The Ukip website boasts of the party's antics in the European Parliament last month, where MEPs sang the national anthem out of tune to disrupt their colleagues' rendition of the EU "anthem", Beethoven's "Ode to Joy". They have blamed the part-privatisation of the Royal Mail on EU directives and linked increases in the rat population to European recycling targets.

Yesterday, the former One Man and His Dog presenter Robin Page announced his resignation from the party, claiming his former colleagues were "in the process of imploding". He accused Mr Farage of despotic tendencies and obtaining "almost complete centralised power of Ukip". (Mr Farage says constitutional changes passed earlier this year were a "tidying-up operation" and accuses Mr Page of sour grapes.) Earlier this month, the economist Professor Tim Congdon quit to rejoin the Conservatives. Mr Farage has also faced attacks from two senior figures expelled from the party's national executive amid a row over reforms to its constitution, with his critics taking to the blogosphere to vent their spleens.

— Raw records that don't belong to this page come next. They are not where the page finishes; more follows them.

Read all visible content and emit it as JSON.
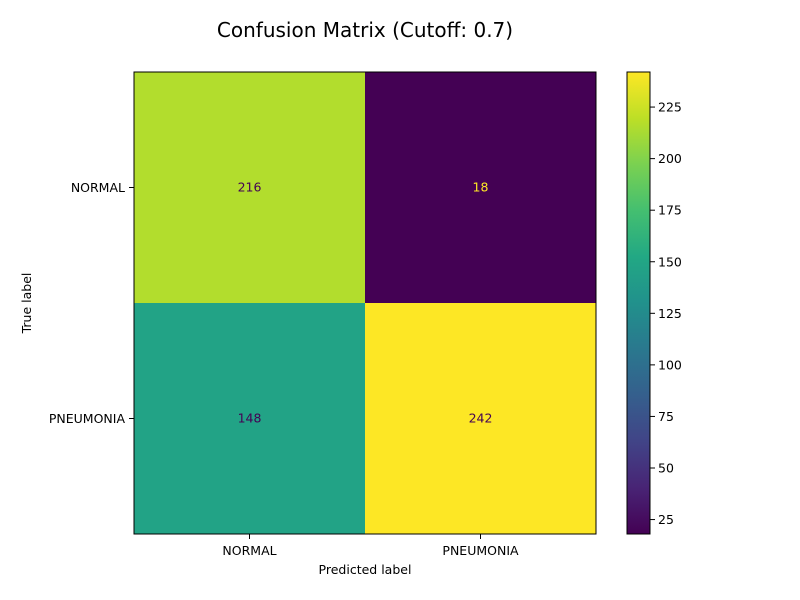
{
  "chart_data": {
    "type": "heatmap",
    "title": "Confusion Matrix (Cutoff: 0.7)",
    "xlabel": "Predicted label",
    "ylabel": "True label",
    "x_categories": [
      "NORMAL",
      "PNEUMONIA"
    ],
    "y_categories": [
      "NORMAL",
      "PNEUMONIA"
    ],
    "values": [
      [
        216,
        18
      ],
      [
        148,
        242
      ]
    ],
    "colormap": "viridis",
    "colorbar": {
      "min": 18,
      "max": 242,
      "ticks": [
        "25",
        "50",
        "75",
        "100",
        "125",
        "150",
        "175",
        "200",
        "225"
      ]
    },
    "grid": false
  }
}
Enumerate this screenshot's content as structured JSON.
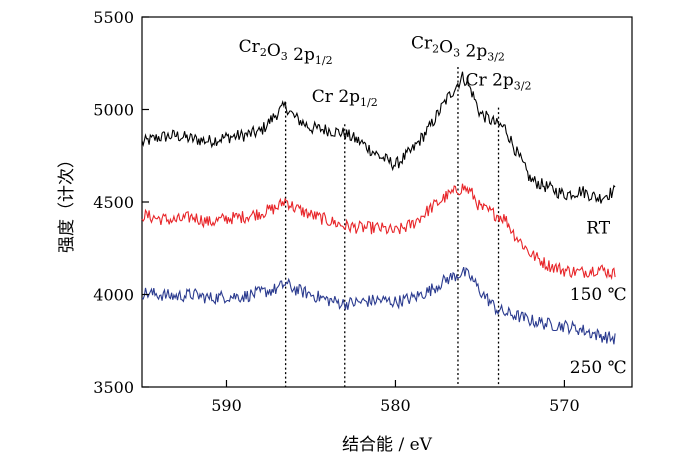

Meanwhile, Ukip's membership has fallen from a peak of 26,000 to about 15,000. Donations last year reached £200,000, sharply down on the £377,000 raised in 2007, although the party says it has raised hundreds of thousands of pounds this year in preparation for the June ballots.

Ukip is defending nine of the 12 seats it won in 2004. Mr Kilroy-Silk quit to form his own Veritas party, Ashley Mote was expelled after being arrested for benefit fraud, while Tom Wise was suspended after being investigated by EU anti-fraud watchdogs.

Mr Farage admitted that the June elections represent a crucial test for his party. But he insisted that Ukip could maintain or even exceed its 2004 high water mark.

He said his opponents were "middle-aged, elderly men diametrically opposed to many of the things I stand for". He added: "I think the party has changed. It is much more diverse in terms of its ethnic mix. It has been seen as a bank of angry old men from the rugby club. That situation is very different now."

The Ukip peer Lord Pearson of Rannoch, who caused a storm by inviting the right-wing Dutch MP Geert Wilders to the House of Lords to screen a controversial anti-Islam film, insisted that he supported Mr Farage but admitted the party faced internal challenges to his leadership. "I think most of the real people in the party have not got time for all this internal sniping and plotting," he said. "They spent quite a lot of time lining me up as the next leader. I think they are bonkers."

Ukip will launch its Euro election campaign next month under the slogan "Lend us your Vote", an attempt to persuade voters to abandon their traditional loyalties for the day and make the poll a referendum on the EU. Mr Farage takes comfort from a YouGov poll on European Parliament voting intentions for the Taxpayers' Alliance earlier this year, which put Ukip on 7 per cent, still far below the 16 per cent high of 2004. But a string of national polls put Ukip support at between 1 and 2 per cent – which would be enough to make it electorally significant in a handful of areas. Today Ukip must fight a revitalised Tory party challenging Labour over the economy, not the demoralised opposition of five years ago.

Labour MEPs believe Ukip will retain three of their nine seats, while senior Tories have not yet written the party off, believing that concerns over immigration and arguments about British jobs could drive some voters into their arms.

Last year's local elections showed Ukip considerably weaker than four years previously, when the poll coincided with the Euro elections: the party managed just 1.9 per cent of the poll in the London Assembly list election, compared with 8.4 per cent.

But Professor John Curtice, of Strathclyde University, believes it is too soon to write off Ukip entirely, pointing out that the jobs dispute speaks to the party's anti-EU agenda. "I am surprised that we are all assuming they will not do terribly well," he said. "The small parties are still registering in the polls. European elections are Ukip's forte."